Bayesian and frequentist perspectives agree on dynamical dark energy

TL;DR

This study demonstrates that Bayesian and frequentist analyses of dark energy models using DESI and other cosmological data are in strong agreement, supporting the presence of dynamical dark energy rather than a cosmological constant.

Contribution

It validates the consistency between Bayesian and frequentist constraints on dark energy parameters using multiple datasets, and clarifies dataset contributions and internal inconsistencies.

Findings

Bayesian and frequentist constraints on $w_0$, $w_a$ agree well.

Current data is more sensitive to the derivative of $w(z)$ than its mean offset.

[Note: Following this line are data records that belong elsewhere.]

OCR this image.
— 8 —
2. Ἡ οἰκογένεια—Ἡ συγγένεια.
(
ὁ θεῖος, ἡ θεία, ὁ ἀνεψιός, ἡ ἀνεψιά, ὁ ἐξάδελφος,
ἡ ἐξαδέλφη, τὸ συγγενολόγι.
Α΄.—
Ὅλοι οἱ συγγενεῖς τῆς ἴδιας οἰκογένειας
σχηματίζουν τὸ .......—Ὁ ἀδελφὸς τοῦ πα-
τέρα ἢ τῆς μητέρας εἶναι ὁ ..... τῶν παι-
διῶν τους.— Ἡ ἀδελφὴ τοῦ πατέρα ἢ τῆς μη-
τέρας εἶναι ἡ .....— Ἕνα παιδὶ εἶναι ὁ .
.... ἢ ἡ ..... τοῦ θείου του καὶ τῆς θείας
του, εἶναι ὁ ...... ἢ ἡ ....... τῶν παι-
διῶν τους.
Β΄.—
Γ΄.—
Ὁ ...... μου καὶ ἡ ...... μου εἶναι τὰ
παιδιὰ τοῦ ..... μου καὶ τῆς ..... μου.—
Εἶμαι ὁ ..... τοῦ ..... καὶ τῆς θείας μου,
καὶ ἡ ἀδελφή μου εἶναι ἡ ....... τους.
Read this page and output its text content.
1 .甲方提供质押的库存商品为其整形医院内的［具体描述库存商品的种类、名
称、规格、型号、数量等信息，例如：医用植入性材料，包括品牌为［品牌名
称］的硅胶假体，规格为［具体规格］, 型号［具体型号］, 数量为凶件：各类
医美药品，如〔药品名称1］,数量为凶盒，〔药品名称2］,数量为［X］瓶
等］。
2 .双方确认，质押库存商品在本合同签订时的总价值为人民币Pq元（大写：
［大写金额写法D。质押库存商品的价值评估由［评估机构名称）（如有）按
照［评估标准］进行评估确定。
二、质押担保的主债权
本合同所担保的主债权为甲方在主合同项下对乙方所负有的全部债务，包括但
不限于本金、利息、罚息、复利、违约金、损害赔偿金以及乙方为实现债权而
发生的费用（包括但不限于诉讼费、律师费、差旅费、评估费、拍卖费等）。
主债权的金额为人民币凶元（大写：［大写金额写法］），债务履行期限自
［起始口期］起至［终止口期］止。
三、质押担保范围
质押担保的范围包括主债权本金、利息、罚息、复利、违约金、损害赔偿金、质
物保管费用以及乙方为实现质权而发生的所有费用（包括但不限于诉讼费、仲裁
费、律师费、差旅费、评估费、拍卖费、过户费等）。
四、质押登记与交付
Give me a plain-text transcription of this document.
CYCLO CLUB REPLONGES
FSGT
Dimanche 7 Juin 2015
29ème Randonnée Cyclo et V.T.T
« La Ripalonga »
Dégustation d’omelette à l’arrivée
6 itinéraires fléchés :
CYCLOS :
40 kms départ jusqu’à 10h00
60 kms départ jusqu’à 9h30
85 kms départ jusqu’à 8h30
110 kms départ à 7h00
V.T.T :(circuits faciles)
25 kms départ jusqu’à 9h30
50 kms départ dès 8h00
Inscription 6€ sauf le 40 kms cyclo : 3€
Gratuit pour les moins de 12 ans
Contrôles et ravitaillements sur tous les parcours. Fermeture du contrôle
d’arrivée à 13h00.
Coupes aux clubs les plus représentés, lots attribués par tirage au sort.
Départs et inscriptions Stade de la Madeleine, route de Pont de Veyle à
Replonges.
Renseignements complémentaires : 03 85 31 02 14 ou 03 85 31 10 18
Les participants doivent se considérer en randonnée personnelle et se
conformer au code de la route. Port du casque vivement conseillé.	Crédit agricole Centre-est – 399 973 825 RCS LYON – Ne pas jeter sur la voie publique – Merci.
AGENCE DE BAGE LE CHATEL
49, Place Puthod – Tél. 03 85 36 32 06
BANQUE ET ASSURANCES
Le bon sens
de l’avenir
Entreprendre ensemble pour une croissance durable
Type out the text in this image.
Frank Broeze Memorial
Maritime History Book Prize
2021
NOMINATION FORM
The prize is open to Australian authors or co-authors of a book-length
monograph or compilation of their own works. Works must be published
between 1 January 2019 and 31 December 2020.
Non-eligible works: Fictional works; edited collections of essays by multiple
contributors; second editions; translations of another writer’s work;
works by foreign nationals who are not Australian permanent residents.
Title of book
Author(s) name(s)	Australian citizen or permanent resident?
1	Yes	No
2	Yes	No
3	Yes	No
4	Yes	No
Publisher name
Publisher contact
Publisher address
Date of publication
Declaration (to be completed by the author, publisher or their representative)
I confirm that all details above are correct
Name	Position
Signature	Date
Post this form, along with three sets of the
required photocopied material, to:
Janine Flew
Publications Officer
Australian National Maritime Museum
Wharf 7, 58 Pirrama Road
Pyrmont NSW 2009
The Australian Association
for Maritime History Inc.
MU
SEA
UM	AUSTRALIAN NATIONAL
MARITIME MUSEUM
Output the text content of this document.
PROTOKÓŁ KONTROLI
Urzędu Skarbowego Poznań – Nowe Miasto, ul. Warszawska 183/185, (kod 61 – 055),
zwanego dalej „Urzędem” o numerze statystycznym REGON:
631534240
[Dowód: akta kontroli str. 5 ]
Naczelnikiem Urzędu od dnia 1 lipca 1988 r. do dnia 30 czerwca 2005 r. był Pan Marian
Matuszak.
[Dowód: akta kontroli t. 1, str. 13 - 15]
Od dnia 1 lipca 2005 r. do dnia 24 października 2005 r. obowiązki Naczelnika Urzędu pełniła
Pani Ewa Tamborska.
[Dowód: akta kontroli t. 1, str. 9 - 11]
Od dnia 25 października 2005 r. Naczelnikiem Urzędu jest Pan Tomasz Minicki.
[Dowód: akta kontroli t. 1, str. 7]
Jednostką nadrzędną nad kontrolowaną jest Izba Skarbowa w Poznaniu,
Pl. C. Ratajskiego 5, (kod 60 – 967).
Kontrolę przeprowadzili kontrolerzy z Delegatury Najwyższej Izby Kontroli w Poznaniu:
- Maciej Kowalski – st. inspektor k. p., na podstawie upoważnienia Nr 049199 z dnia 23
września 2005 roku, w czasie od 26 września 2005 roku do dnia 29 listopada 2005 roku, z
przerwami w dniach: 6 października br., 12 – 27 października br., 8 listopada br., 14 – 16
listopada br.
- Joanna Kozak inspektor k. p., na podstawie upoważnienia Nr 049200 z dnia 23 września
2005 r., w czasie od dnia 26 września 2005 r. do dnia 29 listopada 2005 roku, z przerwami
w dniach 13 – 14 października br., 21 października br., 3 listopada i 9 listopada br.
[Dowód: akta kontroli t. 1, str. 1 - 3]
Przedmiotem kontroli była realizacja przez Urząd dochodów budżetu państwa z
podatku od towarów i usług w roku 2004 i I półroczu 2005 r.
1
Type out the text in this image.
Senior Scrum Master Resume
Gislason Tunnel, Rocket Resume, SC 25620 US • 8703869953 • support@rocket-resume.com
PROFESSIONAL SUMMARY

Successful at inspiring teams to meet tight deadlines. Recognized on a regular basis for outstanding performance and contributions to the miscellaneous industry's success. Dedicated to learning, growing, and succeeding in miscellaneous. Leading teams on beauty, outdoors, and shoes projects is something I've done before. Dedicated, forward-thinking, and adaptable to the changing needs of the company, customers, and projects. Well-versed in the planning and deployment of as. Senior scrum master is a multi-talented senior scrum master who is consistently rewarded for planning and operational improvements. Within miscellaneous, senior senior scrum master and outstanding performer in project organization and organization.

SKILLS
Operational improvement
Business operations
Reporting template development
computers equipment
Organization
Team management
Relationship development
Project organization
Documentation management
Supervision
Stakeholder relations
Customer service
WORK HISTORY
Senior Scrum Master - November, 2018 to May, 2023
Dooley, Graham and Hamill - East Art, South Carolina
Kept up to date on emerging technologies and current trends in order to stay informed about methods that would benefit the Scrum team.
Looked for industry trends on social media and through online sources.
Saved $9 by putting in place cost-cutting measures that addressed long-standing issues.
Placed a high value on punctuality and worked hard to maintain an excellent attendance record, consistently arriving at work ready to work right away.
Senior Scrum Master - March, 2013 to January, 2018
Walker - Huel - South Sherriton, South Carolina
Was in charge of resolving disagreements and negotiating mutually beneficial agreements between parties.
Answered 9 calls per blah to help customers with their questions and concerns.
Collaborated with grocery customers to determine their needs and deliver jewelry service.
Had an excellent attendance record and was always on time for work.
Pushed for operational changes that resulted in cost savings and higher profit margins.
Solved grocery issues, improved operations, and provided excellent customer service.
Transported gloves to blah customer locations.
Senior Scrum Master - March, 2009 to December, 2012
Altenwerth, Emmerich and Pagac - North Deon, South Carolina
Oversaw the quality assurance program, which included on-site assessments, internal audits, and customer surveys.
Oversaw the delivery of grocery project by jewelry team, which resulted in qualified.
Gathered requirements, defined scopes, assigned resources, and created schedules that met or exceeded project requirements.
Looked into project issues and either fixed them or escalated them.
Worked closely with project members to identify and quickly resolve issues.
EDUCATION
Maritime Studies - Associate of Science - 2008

Internal dataset inconsistencies under $ m extLambda$ are resolved with a dynamical dark energy model.

Abstract

Baryon acoustic oscillation data from the Dark Energy Spectroscopic Instrument (DESI) show evidence of a deviation from a cosmological constant $\Lambda$ within a Bayesian analysis. In this work, we validate that frequentist constraints from profile likelihoods on the Chevallier-Polarski-Linder parameters $w_0$, $w_a$ are in excellent agreement with the Bayesian constraints when combining with Planck cosmic microwave background, Planck and Atacama Cosmology Telescope lensing, and either Pantheon+ or Dark Energy Survey Y5 supernova data. Further, we assess which datasets drive these constraints by considering the contributions to the $\chi^2$ from the individual datasets. For profile likelihoods of the matter fraction $\Omega_\mathrm{m}$, such an investigation shows internal inconsistencies when assuming $\Lambda$, which are resolved when assuming a $w_0w_a$ dark-energy model. We infer the equations of state $w(z)$ at the pivot redshifts, supporting previous interpretations that current data appears to be more sensitive to the derivative of $w(z)$ rather than a mean offset from $\Lambda$. Thus our frequentist analysis corroborates previous findings on dynamical DE.